The families also look for common ground. Stuart, a banker, and Bart, an accountant, often talk about the economy, its ills and ways to address them. “We have a lot of shared ideas about what is wrong and whose needs need to be addressed,” says Bart. “We differ on the best way to handle it.”
Last month, when school began remotely, the families, who had been in each other’s bubble since the pandemic hit, began eating together every Monday night, taking turns hosting and cooking for six children and four adults.
The more they talked one particular evening, the more disappointed and upset they became about the growing hostility nationally and locally, and the impact it could have on their own children.

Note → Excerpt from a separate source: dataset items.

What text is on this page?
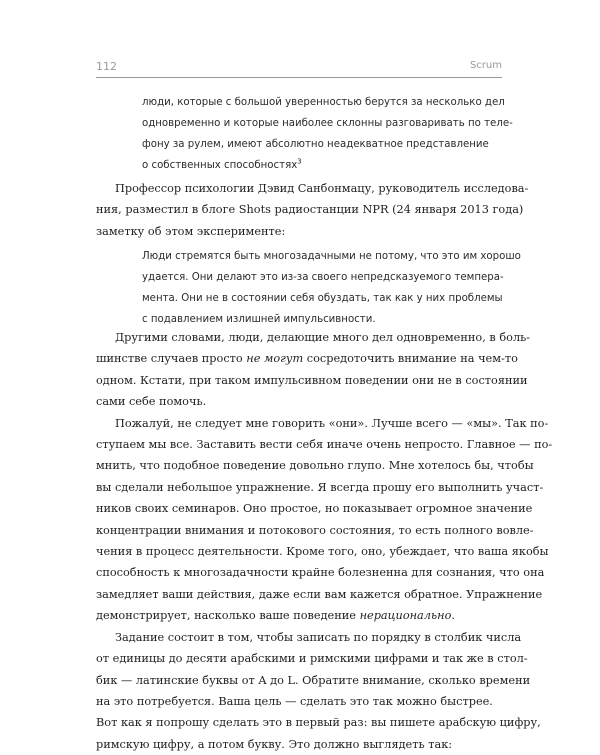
112	Scrum

люди, которые с большой уверенностью берутся за несколько дел

одновременно и которые наиболее склонны разговаривать по теле-

фону за рулем, имеют абсолютно неадекватное представление

о собственных способностях$^3$

Профессор психологии Дэвид Санбонмацу, руководитель исследова-

ния, разместил в блоге Shots радиостанции NPR (24 января 2013 года)

заметку об этом эксперименте:

Люди стремятся быть многозадачными не потому, что это им хорошо

удается. Они делают это из-за своего непредсказуемого темпера-

мента. Они не в состоянии себя обуздать, так как у них проблемы

с подавлением излишней импульсивности.

Другими словами, люди, делающие много дел одновременно, в боль-

шинстве случаев просто не могут сосредоточить внимание на чем-то

одном. Кстати, при таком импульсивном поведении они не в состоянии

сами себе помочь.

Пожалуй, не следует мне говорить «они». Лучше всего — «мы». Так по-

ступаем мы все. Заставить вести себя иначе очень непросто. Главное — по-

мнить, что подобное поведение довольно глупо. Мне хотелось бы, чтобы

вы сделали небольшое упражнение. Я всегда прошу его выполнить участ-

ников своих семинаров. Оно простое, но показывает огромное значение

концентрации внимания и потокового состояния, то есть полного вовле-

чения в процесс деятельности. Кроме того, оно, убеждает, что ваша якобы

способность к многозадачности крайне болезненна для сознания, что она

замедляет ваши действия, даже если вам кажется обратное. Упражнение

демонстрирует, насколько ваше поведение нерационально.

Задание состоит в том, чтобы записать по порядку в столбик числа

от единицы до десяти арабскими и римскими цифрами и так же в стол-

бик — латинские буквы от A до L. Обратите внимание, сколько времени

на это потребуется. Ваша цель — сделать это так можно быстрее.

Вот как я попрошу сделать это в первый раз: вы пишете арабскую цифру,

римскую цифру, а потом букву. Это должно выглядеть так:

“I’m going to make a sign,” Chris recalls saying, one that showed they loved their Trump-supporting neighbors. Jill said she wanted to make one, too, declaring affection for their Biden-supporting neighbors.
Along with making a public statement, they wanted to show their children that people can choose to get along despite their differences. “Our fundamental job as parents is to be a good role model for our children,” says Bart. ”We don’t see them as Democrats. They’re the Mitchells. We know they are good people who live next door. We love them.”
At first, their teenagers were mortified. “They came home and said, ‘Oh my God, Mom. What the heck is this?’” says Chris.
Now Gillian, her 14-year-old daughter, doesn’t mind. “I’m not a voter, but I think people should be mature and not argue all the time or fight. Fighting just leads to more fighting.”
And here is some advice from the Mitchells and the Gateses:
Stuart: Accept that you don’t have to be right. I thought I was right all the time growing up. If you don’t think you have to be right, you listen more.
Chris: Treat others the way you want to be treated.
Bart: Recognize that the other person deserves respect. Be willing to consider their opinion.
Jill: Don’t be so quick to judge someone because of the political sign in their yard.
This was a good reminder for me to treat people with respect, no matter their political opinion. I know I have been guilty of thinking differently about people who don’t share my political beliefs. I need to focus more on what we have in common than where we have differences.
We are fortunate to have many great neighbors, but I tend to avoid talking about political issues with them. That’s probably for the best, but on those occasions when we do drift into discussing politics I just need to think more like the Mitchells and Gateses, and not try to change their mind or worry that they are trying to change mine, but just find common ground and respect their opinions.